A primeira coisa a ser dita sobre Hard Eight é que nem parece ser filme de iniciante. Paul Thomas Anderson, que depois se consagraria com Boogie Nights - Prazer sem Limites e Magnólia, parece já bem íntimo da linguagem do cinema nesta sua estréia. Enfim, tudo flui na história do jogador veterano, Sydney (Philip Baker Hall), que, sem nenhum motivo aparente, se torna protetor de um jovem, John (John C. Reilly).Há um toque de mistério na maneira como o mais velho se aproxima do mais moço, como o conduz na vida, como o protege.
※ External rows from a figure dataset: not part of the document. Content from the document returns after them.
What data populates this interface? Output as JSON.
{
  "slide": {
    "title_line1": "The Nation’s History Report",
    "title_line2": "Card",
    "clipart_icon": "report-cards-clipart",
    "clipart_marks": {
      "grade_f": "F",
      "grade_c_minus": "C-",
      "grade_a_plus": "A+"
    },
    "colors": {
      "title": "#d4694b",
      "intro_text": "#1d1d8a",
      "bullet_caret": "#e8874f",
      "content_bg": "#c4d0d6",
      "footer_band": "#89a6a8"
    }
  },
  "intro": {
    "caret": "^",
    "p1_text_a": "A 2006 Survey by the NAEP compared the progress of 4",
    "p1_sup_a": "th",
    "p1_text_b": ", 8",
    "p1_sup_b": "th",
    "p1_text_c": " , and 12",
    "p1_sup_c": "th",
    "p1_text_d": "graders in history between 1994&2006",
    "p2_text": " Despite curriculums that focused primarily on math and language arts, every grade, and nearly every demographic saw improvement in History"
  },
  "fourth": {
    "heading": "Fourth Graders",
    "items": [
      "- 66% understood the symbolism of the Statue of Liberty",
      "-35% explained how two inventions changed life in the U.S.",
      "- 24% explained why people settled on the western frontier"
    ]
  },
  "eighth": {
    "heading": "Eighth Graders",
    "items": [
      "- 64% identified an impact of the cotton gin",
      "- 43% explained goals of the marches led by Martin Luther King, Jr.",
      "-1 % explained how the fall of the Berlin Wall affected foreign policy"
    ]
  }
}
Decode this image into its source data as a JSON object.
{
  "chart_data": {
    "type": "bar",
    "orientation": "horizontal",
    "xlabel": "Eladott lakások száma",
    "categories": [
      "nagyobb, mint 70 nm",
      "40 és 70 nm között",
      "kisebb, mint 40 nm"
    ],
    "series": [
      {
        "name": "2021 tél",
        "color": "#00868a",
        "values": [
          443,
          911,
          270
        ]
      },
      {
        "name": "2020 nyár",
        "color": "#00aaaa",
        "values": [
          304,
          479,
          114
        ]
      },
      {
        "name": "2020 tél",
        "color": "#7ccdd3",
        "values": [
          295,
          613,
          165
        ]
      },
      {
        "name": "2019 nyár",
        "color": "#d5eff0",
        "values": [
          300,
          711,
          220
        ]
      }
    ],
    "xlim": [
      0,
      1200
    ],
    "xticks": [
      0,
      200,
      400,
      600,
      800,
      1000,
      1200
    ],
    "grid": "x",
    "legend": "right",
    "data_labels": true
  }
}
E como, de certo modo, vive vicariamente a paixão de John por Clementine (Gwyneth Paltrow, ainda relativamente pouco conhecida), uma garçonete que atua como prostituta nas horas vagas. Esse mistério do relacionamento entre John e Sydney será explicado apenas no final. Mas a solução do "enigma" não é tanto o que importa.Melhor é a maneira como essa história despretensiosa é conduzida. Com ritmo, limpidez e sentido de clima, virtudes de um bom cineasta narrativo e que podem depois ser realocadas a serviço de uma causa mais ambiciosa. Foi exatamente o que aconteceu com Paul Thomas Anderson, que em seguida fez o provocativo Boogie Nights e depois Magnólia, vencedor de um Urso de Ouro no Festival de Berlim.No entanto, nesse primeiro e despretensioso filme, já se encontram traços do motivo principal da filmografia de Anderson: a tentativa de iluminar os cantos escuros do sonho americano. Um cinema crítico, que atingiria a maturidade em Magnólia, esse painel de intensidade bíblica sobre os impasses sociais da nação mais poderosa do planeta.